High Court Affirms Decision In Racial Bias Suit Against Oscar De La Renta
/By David Brand
A state appeals court on Wednesday upheld a Queens Supreme Court jury’s 2016 decision in a racial discrimination lawsuit that forced fashion brand Oscar De La Renta LLC to pay thousands of dollars in punitive damages and more than $100,000 in plaintiff’s legal fees.
Four judges from the Appellate Division, Second Department unanimously dismissed Oscar De La Renta’s appeals.
Former Oscar De La Renta employee Erica Diggs, who is African-American, said her white coworker at the company’s Kennedy Airport warehouse used racial slurs, including the N-word, to refer to staff members.
“Twice on the second day of work, she heard Elezay … utter the [N-word]” to a colleague, according to court documents from 2014. Diggs confronted Elezay and told her not to use the word.
“Don’t tell me you’re offended,” Elezay responded, according to court records. “I wasn’t using it toward you.”
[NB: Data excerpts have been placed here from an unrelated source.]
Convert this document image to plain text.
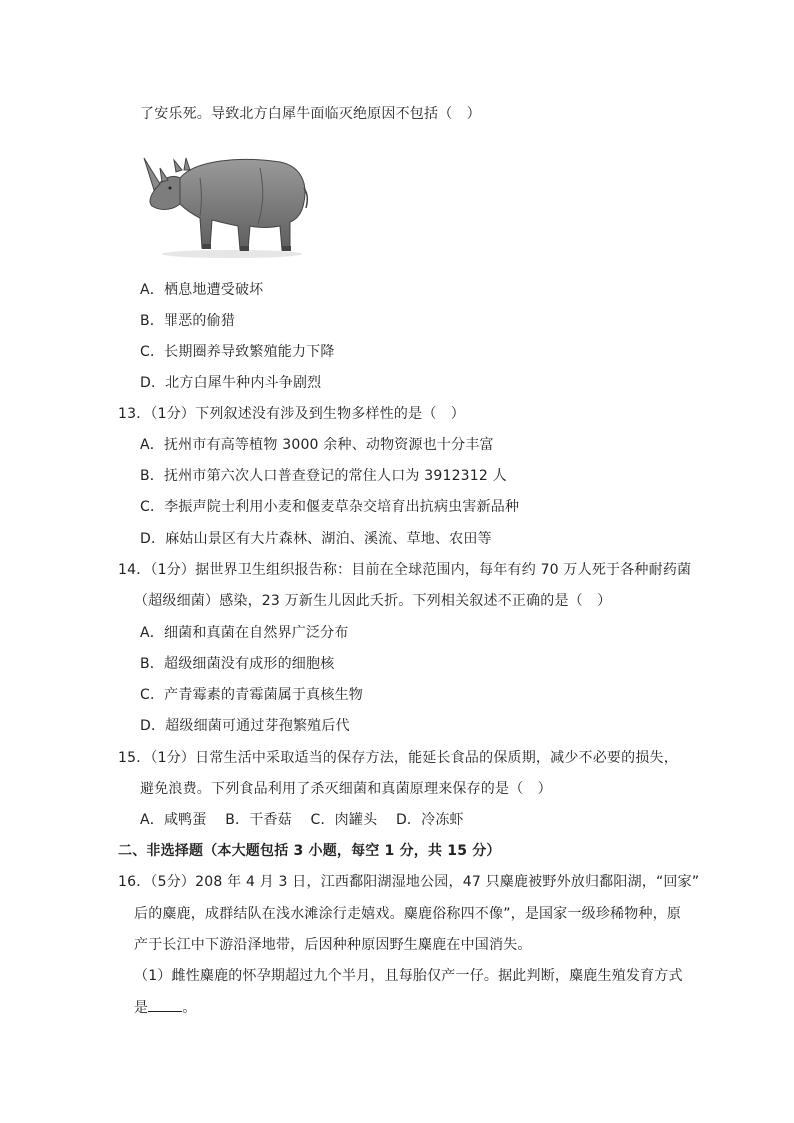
了安乐死。导致北方白犀牛面临灭绝原因不包括（　）
A．栖息地遭受破坏
B．罪恶的偷猎
C．长期圈养导致繁殖能力下降
D．北方白犀牛种内斗争剧烈
13．（1分）下列叙述没有涉及到生物多样性的是（　）
A．抚州市有高等植物 3000 余种、动物资源也十分丰富
B．抚州市第六次人口普查登记的常住人口为 3912312 人
C．李振声院士利用小麦和偃麦草杂交培育出抗病虫害新品种
D．麻姑山景区有大片森林、湖泊、溪流、草地、农田等
14．（1分）据世界卫生组织报告称：目前在全球范围内，每年有约 70 万人死于各种耐药菌
（超级细菌）感染，23 万新生儿因此夭折。下列相关叙述不正确的是（　）
A．细菌和真菌在自然界广泛分布
B．超级细菌没有成形的细胞核
C．产青霉素的青霉菌属于真核生物
D．超级细菌可通过芽孢繁殖后代
15．（1分）日常生活中采取适当的保存方法，能延长食品的保质期，减少不必要的损失，
避免浪费。下列食品利用了杀灭细菌和真菌原理来保存的是（　）
A．咸鸭蛋 B．干香菇 C．肉罐头 D．冷冻虾
二、非选择题（本大题包括 3 小题，每空 1 分，共 15 分）
16．（5分）208 年 4 月 3 日，江西鄱阳湖湿地公园，47 只麋鹿被野外放归鄱阳湖，“回家”
后的麋鹿，成群结队在浅水滩涂行走嬉戏。麋鹿俗称四不像”，是国家一级珍稀物种，原
产于长江中下游沿泽地带，后因种种原因野生麋鹿在中国消失。
（1）雌性麋鹿的怀孕期超过九个半月，且每胎仅产一仔。据此判断，麋鹿生殖发育方式
是 。
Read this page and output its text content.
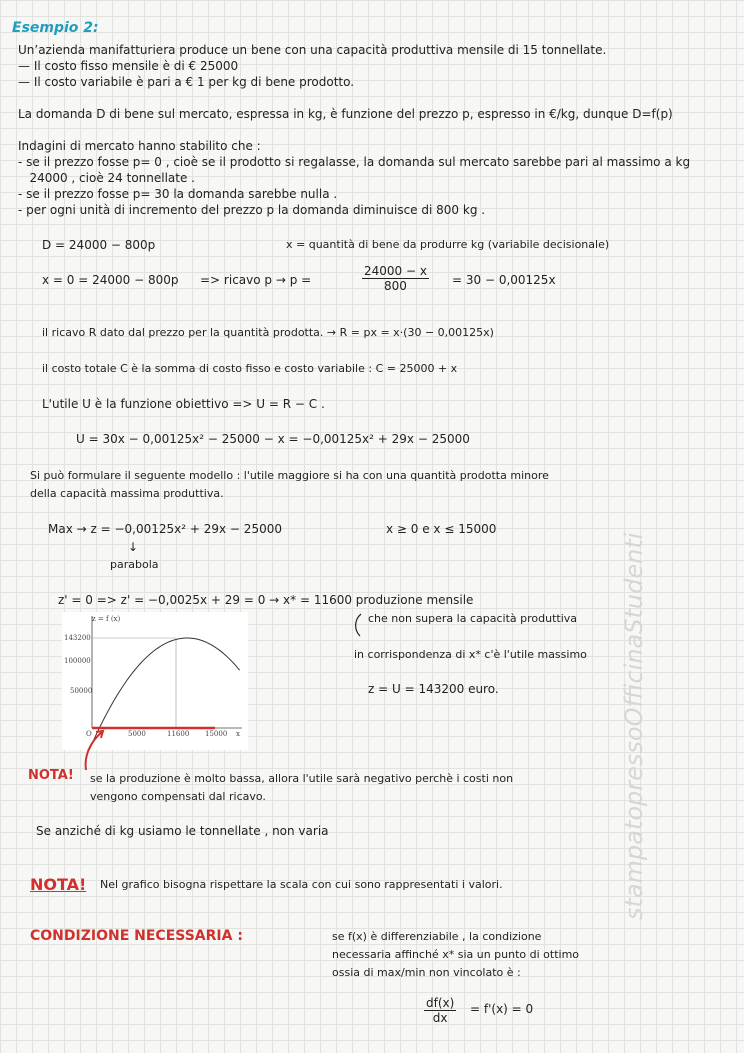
Esempio 2:
Un’azienda manifatturiera produce un bene con una capacità produttiva mensile di 15 tonnellate.
— Il costo fisso mensile è di € 25000
— Il costo variabile è pari a € 1 per kg di bene prodotto.
La domanda D di bene sul mercato, espressa in kg, è funzione del prezzo p, espresso in €/kg, dunque D=f(p)
Indagini di mercato hanno stabilito che :
- se il prezzo fosse p= 0 , cioè se il prodotto si regalasse, la domanda sul mercato sarebbe pari al massimo a kg
24000 , cioè 24 tonnellate .
- se il prezzo fosse p= 30 la domanda sarebbe nulla .
- per ogni unità di incremento del prezzo p la domanda diminuisce di 800 kg .
D = 24000 − 800p	x = quantità di bene da produrre kg (variabile decisionale)
x = 0 = 24000 − 800p => ricavo p → p =	$\frac{24000 - x}{800} = 30 - 0,00125x$
il ricavo R dato dal prezzo per la quantità prodotta. → R = px = x·(30 − 0,00125x)
il costo totale C è la somma di costo fisso e costo variabile : C = 25000 + x
L'utile U è la funzione obiettivo => U = R − C .
U = 30x − 0,00125x² − 25000 − x = −0,00125x² + 29x − 25000
Si può formulare il seguente modello : l'utile maggiore si ha con una quantità prodotta minore
della capacità massima produttiva.
Max → z = −0,00125x² + 29x − 25000	x ≥ 0 e x ≤ 15000
↓
parabola
z' = 0 => z' = −0,0025x + 29 = 0 → x* = 11600 produzione mensile
che non supera la capacità produttiva
in corrispondenza di x* c'è l'utile massimo
z = U = 143200 euro.
z = f (x)
143200
100000
50000
O	5000	11600 15000 x
NOTA! se la produzione è molto bassa, allora l'utile sarà negativo perchè i costi non
vengono compensati dal ricavo.
Se anziché di kg usiamo le tonnellate , non varia
NOTA! Nel grafico bisogna rispettare la scala con cui sono rappresentati i valori.
CONDIZIONE NECESSARIA :	se f(x) è differenziabile , la condizione
necessaria affinché x* sia un punto di ottimo
ossia di max/min non vincolato è :
$\frac{df(x)}{dx} = f'(x) = 0$
stampatopressoOfficinaStudenti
Diggs told her manager Cindy Cheek about the racist abuse and a few days later, Cheek fired Diggs, according to court documents.
Diggs got the job through a staffing agency and worked for the company for eight days in April 2012, according to court documents. She filed a lawsuit against the company, Elezay and Cheek in 2013.
A Queens Supreme Court jury ruled in favor of Diggs, awarding her $2,940 for compensatory damages and $28,500 for punitive damages. In May 2016, Justice Allan B. Weiss ordered Oscar De La Renta to pay $115,603.73 in legal fees.
The fashion brand appealed the decision, arguing that the punitive award and legal fees were too high. The panel of four Second Department judges unanimously dismissed that appeal Wednesday.
“We determine that there was legally sufficient evidence to support the jury verdict, and, additionally, the verdict was not against the weight of the evidence,” the court wrote in its decision. “Moreover, we find that the punitive damages award was not excessive.”
The judges said that the Supreme Court is generally best positioned to determine what constitutes reasonable attorney’s fees. Diggs initially sought nearly $239,000 in attorney’s fees, but Weiss decided to award roughly half that amount.
The Second Department judges considered that an appropriate decision.
“In any civil action commenced pursuant to the New York City Human Rights Law, ‘the court, in its discretion, may award the prevailing party reasonable attorney’s fees, expert fees and other costs,’” the judges wrote. “The Supreme Court considered the relevant factors and providently exercised its discretion in granting that branch of the plaintiff’s motion to the extent of awarding the sum of $115,603.73.”